From The Digital Reader
For the longest time now B&N has been annoying their few remaining loyal customers by charging a higher price in store than on their website. This negated most of the value in buying a book in a bookstore (hence the ever declining same-store sales ).
B&N has not removed that policy, but they have revised it. A source told me, and I have confirmed with the B&N store in Manassas, that starting today B&N is matching the prices on its website for purchases made in store.
This is not an advertised sale, so there won’t be any signs or emails. But I was told that it is only available to B&N club members when they request it, and that this special will only run through the tenth of December.
Link to the rest at The Digital Reader
PG says this reflects very poorly on the marketing and customer relations savvy of Barnes & Noble management.
Case One: A customer comes into a Barnes & Noble store, browses for 20-30 minutes, then buys a book. Later, a friend tells the customer that Barnes & Noble is selling the same book online at a discount.
Case Two: A customer comes into a Barnes & Noble store, browses for 20-30 minutes, then someone else comes over to the same book section and the two briefly discuss a book. The second customer pulls out a smartphone and consults it for a couple of minutes. “I think Amazon is harming bookstores and other local retailers,” the second customer says, “but I can get this book online from Barnes & Noble for a lower price and I’m still supporting real bookstores.”
Case Three: A customer comes into a Barnes & Noble store, browses for 20-30 minutes, then another browser comes in and the two talk about one of their favorite authors who has just released a new book. The second customer pulls out the smartphone, consults it, then informs the first that Amazon has a better price, so the second customer is going to buy the new book and an earlier book by the same author and spend the same amount of money Barnes & Noble is charging for the new book alone.

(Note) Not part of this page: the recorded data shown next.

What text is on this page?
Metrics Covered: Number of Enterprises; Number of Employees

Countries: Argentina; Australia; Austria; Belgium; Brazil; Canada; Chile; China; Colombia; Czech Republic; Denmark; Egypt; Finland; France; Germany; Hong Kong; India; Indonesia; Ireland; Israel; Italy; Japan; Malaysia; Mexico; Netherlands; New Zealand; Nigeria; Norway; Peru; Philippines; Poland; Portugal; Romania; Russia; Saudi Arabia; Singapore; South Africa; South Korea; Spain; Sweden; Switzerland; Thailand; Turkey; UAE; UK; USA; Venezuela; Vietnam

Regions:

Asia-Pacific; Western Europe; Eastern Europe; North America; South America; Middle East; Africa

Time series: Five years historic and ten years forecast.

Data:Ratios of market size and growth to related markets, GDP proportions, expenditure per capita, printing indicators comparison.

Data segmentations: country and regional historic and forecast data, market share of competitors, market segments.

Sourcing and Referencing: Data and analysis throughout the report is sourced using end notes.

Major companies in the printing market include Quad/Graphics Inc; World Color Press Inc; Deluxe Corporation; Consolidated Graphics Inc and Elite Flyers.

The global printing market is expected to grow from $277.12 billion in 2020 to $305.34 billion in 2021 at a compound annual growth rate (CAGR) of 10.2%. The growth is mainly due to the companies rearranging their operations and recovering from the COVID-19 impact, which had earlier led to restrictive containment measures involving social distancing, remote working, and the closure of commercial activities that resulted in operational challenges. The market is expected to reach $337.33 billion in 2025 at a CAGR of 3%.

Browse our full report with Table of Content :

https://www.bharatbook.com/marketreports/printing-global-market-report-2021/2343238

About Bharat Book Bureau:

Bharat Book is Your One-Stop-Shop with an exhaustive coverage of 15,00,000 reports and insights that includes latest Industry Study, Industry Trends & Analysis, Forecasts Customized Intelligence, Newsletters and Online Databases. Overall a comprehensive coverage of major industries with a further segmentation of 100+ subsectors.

PG suggests that all three of these scenarios (and many others) make the first customer feel like a sucker for paying in-store prices for a book at Barnes & Noble. Barnes & Noble is financially punishing her/him for not checking the price of a book online before purchasing it in the shop.
It seems a little sneaky, like Barnes & Noble is trying to exploit its less-knowledgeable customers. The store is selling the same product for two different prices without giving the in-store customer any extra value for coming to the store to make the purchase.
Instead of encouraging customers to come into the store, Barnes & Noble is encouraging at least some of them to go online, where Amazon and its prices are only a click away.
In PG’s ostentatiously humble opinion, these people don’t understand how to run a bookstore in 2017.